Afdeling civiel recht en belastingrecht
Team III (familie- en jeugdrecht)
Uitspraak: 28 juli 2015
Zaaknummers: 200.162.210/01 en 200.162.210/02
Zaaknummer eerste aanleg: C/13/541209 / FA RK 13-3155 (HH/PS)
in de zaak in hoger beroep met zaaknummer
200.162.210/01van:
[x] ,
wonende te [a] ,
appellant,
advocaat: mr. H.C.M.J. Karskens te Amsterdam,
tegen
[y] ,
wonende te [b] ,
geïntimeerde,
advocaat: mr. E. Scheepers-Adriaanse te [b] ,
belanghebbende:
[z] ,
wonende te [b] ,
te dezen vertegenwoordigd door mr. D.J.I. Kroezen, bijzondere curator,
en in de zaak met zaaknummer
200.162.210/02van:
[x] ,
wonende te [a] ,
verzoeker,
advocaat: mr. H.C.M.J. Karskens te Amsterdam,
tegen
[y] ,
wonende te [b] ,
verweerder,
advocaat: mr. E. Scheepers-Adriaanse te [b] ,
belanghebbende:
[z] ,
wonende te [b] ,
te dezen vertegenwoordigd door mr. D.J.I. Kroezen, bijzondere curator.

1.Het geding in hoger beroep

1.1.
Appellant, tevens verzoeker, en geïntimeerde, tevens verweerder, worden hierna respectievelijk de vader en de moeder genoemd.
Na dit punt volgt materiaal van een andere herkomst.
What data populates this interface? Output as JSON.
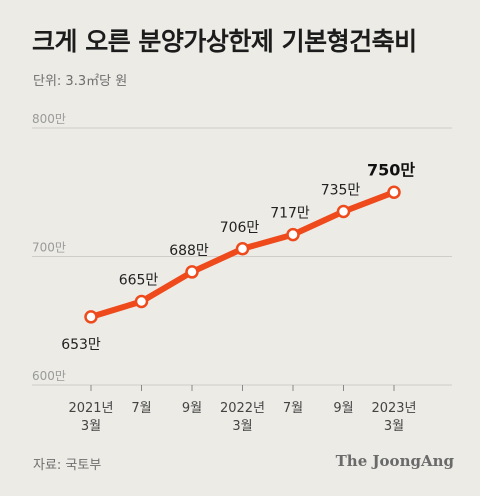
{
  "title": "크게 오른 분양가상한제 기본형건축비",
  "unit_note": "단위: 3.3㎡당 원",
  "source": "자료: 국토부",
  "brand": "The JoongAng",
  "colors": {
    "background": "#ecebe6",
    "line": "#ee4a1c",
    "marker_fill": "#ffffff",
    "grid": "#cfcdc6"
  },
  "chart_data": {
    "type": "line",
    "title": "크게 오른 분양가상한제 기본형건축비",
    "xlabel": "",
    "ylabel": "",
    "ylim": [
      600,
      800
    ],
    "yticks": [
      {
        "value": 600,
        "label": "600만"
      },
      {
        "value": 700,
        "label": "700만"
      },
      {
        "value": 800,
        "label": "800만"
      }
    ],
    "categories": [
      [
        "2021년",
        "3월"
      ],
      [
        "7월"
      ],
      [
        "9월"
      ],
      [
        "2022년",
        "3월"
      ],
      [
        "7월"
      ],
      [
        "9월"
      ],
      [
        "2023년",
        "3월"
      ]
    ],
    "series": [
      {
        "values": [
          653,
          665,
          688,
          706,
          717,
          735,
          750
        ],
        "labels": [
          "653만",
          "665만",
          "688만",
          "706만",
          "717만",
          "735만",
          "750만"
        ]
      }
    ],
    "grid": true,
    "legend": "none"
  }
}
De belanghebbende wordt hierna [de minderjarige] genoemd.
1.2.
De vader is op 30 december 2014 in hoger beroep gekomen van een gedeelte van de beschikking van 1 oktober 2014 van de rechtbank Amsterdam, met kenmerk C/13/541209 / FA RK 13-3155 (HH/PS). Hij heeft voorts verzocht de werking van de bestreden beschikking te schorsen totdat op het hoger beroep zal zijn beslist.
1.3.
De moeder heeft op 17 februari 2015 een verweerschrift ingediend.
1.4.
Door tussenkomst van mr. D.J.I. Kroezen (hierna ook: de bijzondere curator) heeft [de minderjarige] op 20 februari 2015 een verweerschrift ingediend.
1.5.
De vader heeft op 8 april 2015 nadere stukken ingediend.
1.6.
[de minderjarige] heeft op 13 april 2015 een brief ingediend.
1.7.
De zaken zijn op 15 april 2015 tegelijkertijd ter terechtzitting behandeld.
1.8.
Ter terechtzitting zijn verschenen:
- de vader, bijgestaan door zijn advocaat;
- de moeder,
- de bijzondere curator;
- de heer C. de Wilde, vertegenwoordiger van de Raad voor de Kinderbescherming, regio Amsterdam, locatie Amsterdam (hierna: de Raad).
1.9.
De na te noemen minderjarige [de minderjarige] is na afloop van de behandeling ter terechtzitting op 22 april 2015 afzonderlijk door de voorzitter gehoord. Hiervan is een verslag opgemaakt. Partijen zijn in de gelegenheid gesteld om hier schriftelijk op te reageren. Het hof heeft van beide partijen op 4 mei 2015 een schriftelijke reactie ontvangen.

2.De feiten

2.1.
De vader en de moeder (hierna tezamen: de ouders) zijn [in] 1993 gehuwd. Het huwelijk is ontbonden door inschrijving van de echtscheidingsbeschikking van 22 september 1999 in de registers van de burgerlijke stand. [de minderjarige] is [in] 1998 uit hun huwelijk geboren.
2.2.
Bij beschikking van 7 juni 2011 heeft dit hof een beschikking van de rechtbank bekrachtigd, waarin de rechtbank een na de echtscheidingsprocedure door de moeder ingediend verzoek haar alleen te belasten met het gezag over [de minderjarige] heeft afgewezen.
2.3.
Bij beschikking van 31 juli 2013 van de rechtbank Amsterdam is mevrouw mr. D.J.I. Kroezen, advocaat te Amsterdam, benoemd tot bijzondere curator over [de minderjarige] .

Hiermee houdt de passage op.